Seja na forma de filmes da Disney, histórias infantis ou comédias românticas, a ideia de "felizes para sempre" permeou nosso imaginário coletivo como o objetivo final da vida. Não se tratava apenas de crescer, formar uma família e alcançar a felicidade plena. Era uma filosofia que influenciou todos os aspectos da nossa psicologia desde a infância.

O Dr. Tal Ben-Shahar, professor de Harvard e especialista em psicologia positiva, cunhou um termo usando essa mesma perspectiva de "felizes para sempre", que continua a nos afetar até hoje. Ele o chama de falácia da chegada e, ao relacioná-lo ao clímax emocional dos filmes das décadas de 80 e 90, demonstrou o quanto esses finais se tornaram um veneno cultural.

A falácia da chegada segundo a psicologia

O que a psicologia identifica como falácia da chegada baseia-se na crença equivocada de que alcançar um objetivo nos trará felicidade duradoura. "Se eu me casar com essa pessoa, serei feliz"; "se eu conseguir esse emprego, não precisarei mais me preocupar com nada"; "se eu ganhar X por mês, tudo estará resolvido". O problema é que essa filosofia implica que a felicidade é um destino, quando, na realidade, é um estado transitório governado pelo próprio cérebro.
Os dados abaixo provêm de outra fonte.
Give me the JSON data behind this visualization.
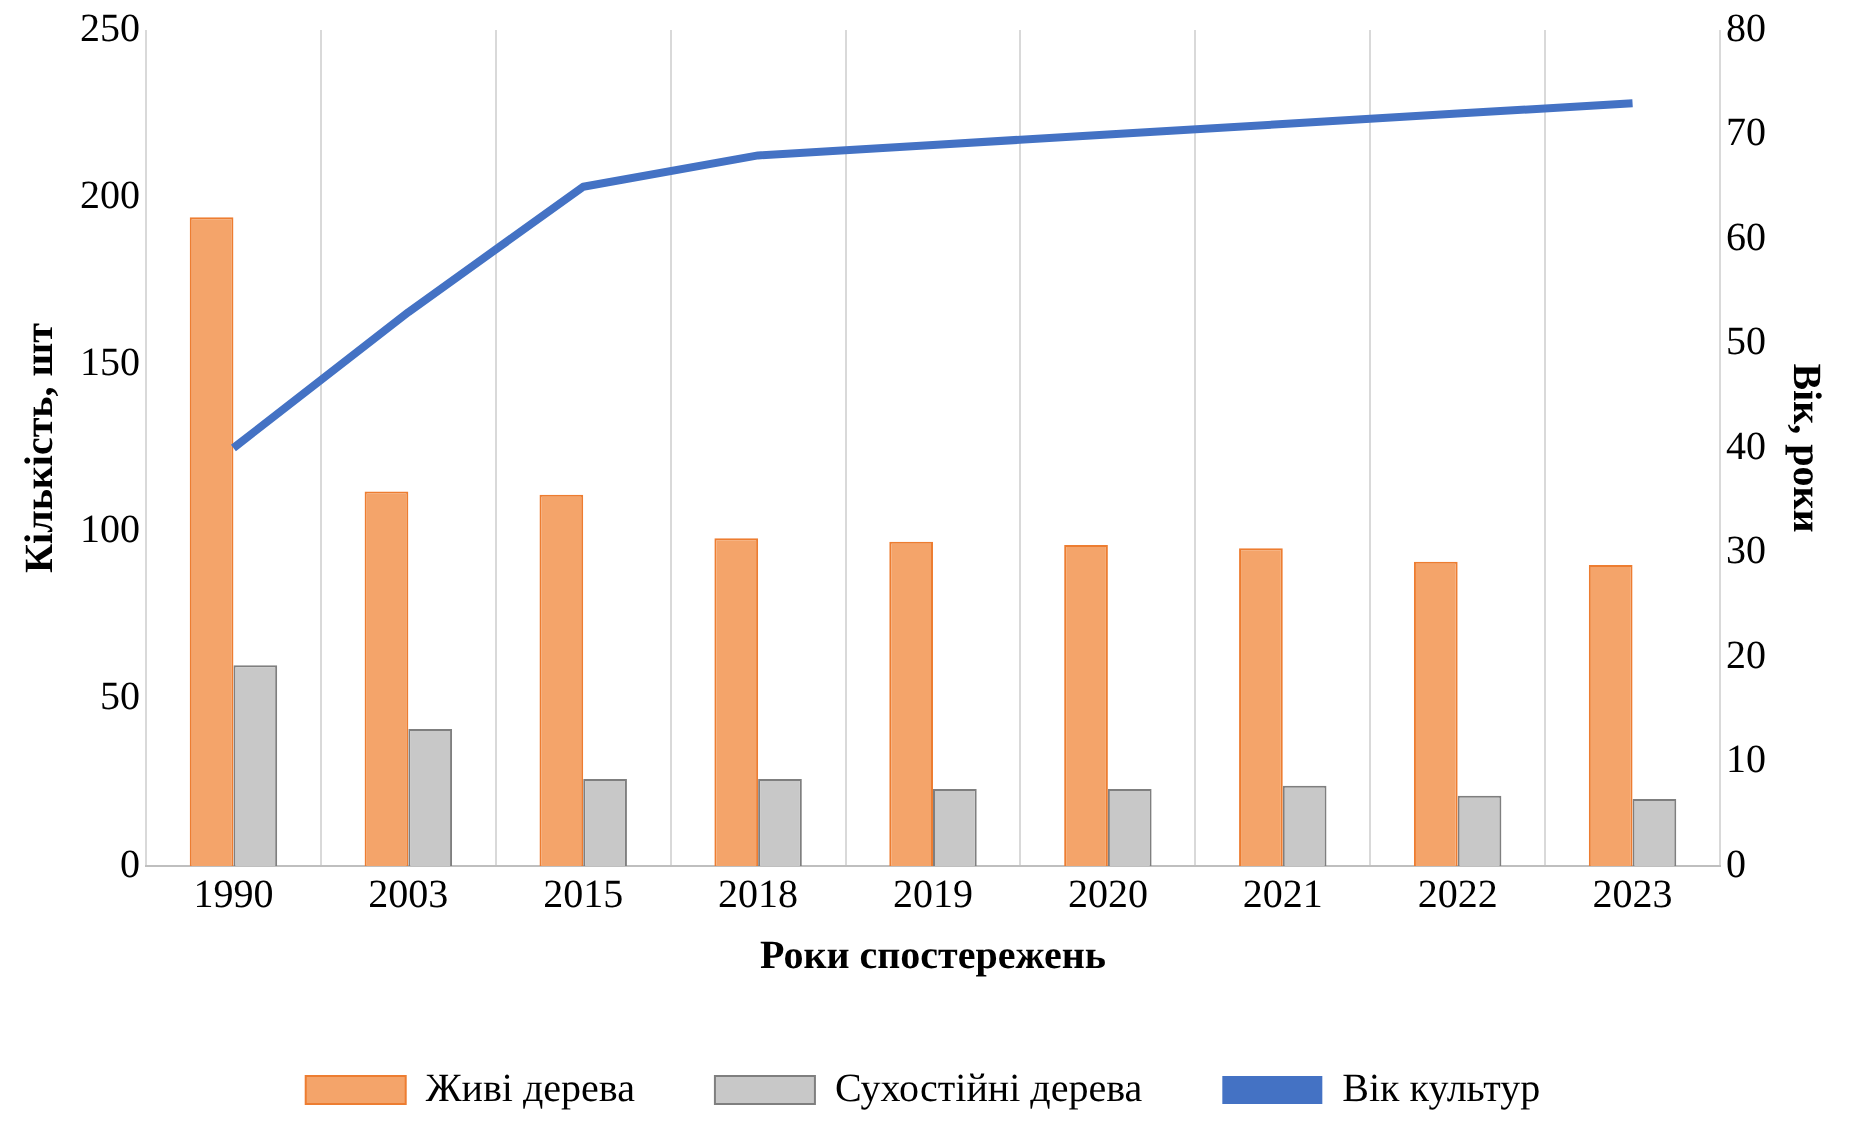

O melhor exemplo disso encontra-se em estudos psicológicos com ganhadores da loteria. Na grande maioria dos casos, alguns meses após ganharem o prêmio, eles relatam ter um nível de felicidade equivalente ao que tinham antes dessa mudança radical em suas vidas. Não é que as coisas tenham piorado; é que o cérebro se adaptou ao novo normal através do que os especialistas chamam de adaptação hedônica.

A queda de ânimo que muitos de nós experimentamos após atingirmos certos marcos decorre precisamente dessa premissa. Aliás, costuma-se dizer que somos mais felizes antes de conquistar algo do que depois, simplesmente devido à antecipação: a sala de espera da felicidade. Ao atingirmos esse objetivo e descobrirmos que não era tão bom assim ou que está longe de resolver todos os nossos problemas, a magia do momento desaparece e rapidamente voltamos ao normal.

O que o mundo da psicologia nos incentiva a fazer — uma tendência que a Geração Z abraçou melhor do que qualquer outra geração atualmente — é abandonar a ideia de que alcançar objetivos é a chave para a felicidade e, em vez disso, aprender a valorizar o processo e a jornada que esse desafio representa.

Abandonar expectativas irreais e encarar nossas vidas como um processo contínuo e repleto de mudanças nos afasta do cenário de "felizes para sempre", mas também nos impede de dar importância indevida a um vazio que, muitas vezes, confundimos com infelicidade ou fracasso.